Hampl was also quoted earlier today in Politico. Full article is available here, subscription required.

USCIB Meets with Interagency Group on Customs E-commerce

USCIB and the U.S. Chamber partnered on an industry day with the U.S. Government interagency group on the  World Customs Organization (WCO) Cross-Board E-Commerce Framework of Standards (FoS) on June 14 in Washington DC, in preparation for upcoming WCO E-Commerce Working Group meetings, as well as WCO Policy Commission and Council meetings that will take place over the next few weeks in Brussels, Belgium. The event included robust representation from the U.S. government, more than 10 agencies, including Department of Homeland Security, Customs and Border Protection, Departments of Commerce and State, the Federal Trade Commission and the National Security Council.

The meeting provided a unique opportunity for industry to express views into the U.S.G. position development process on cross-border e-commerce at the WCO.  There have been several versions of a draft Cross-Border E-Commerce FoS since early 2018. Several WCO Members have raised concerns with aspects of the draft FoS (e.g., content, scope, transparency, and pace of the process).
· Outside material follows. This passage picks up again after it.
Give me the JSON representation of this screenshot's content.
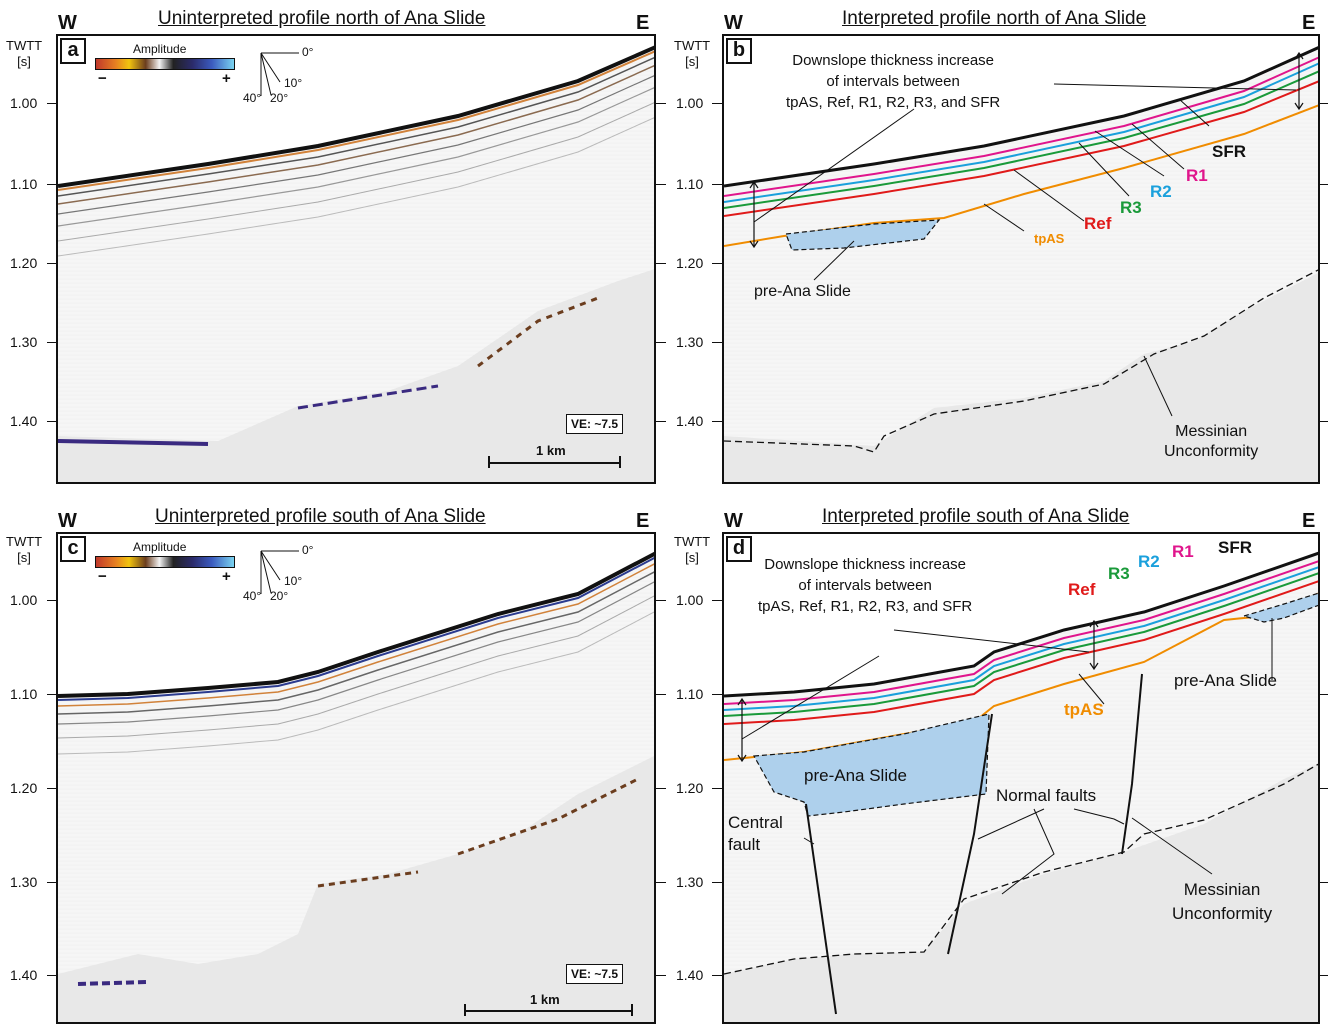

As a result, at the April WCO meetings, the E-Commerce Working Group convened and made significant changes to the draft FoS.  In June, the WCO Policy Commission and Council will consider the 15 standards of the WCO E-Commerce FoS, respective introductions, and Resolution as well as a request for extension to Working Group. This week, the U.S. delegation is participating in E-Commerce Working Group meetings, where they will advance its positions on the definitions, data elements, and Technical Specifications.

“Following this productive exchange, we look forward to continuing our partnership on this matter and look forward to future, productive, engagement with the interagency group,” said USCIB Director for Customs and Trade Facilitation Megan Giblin.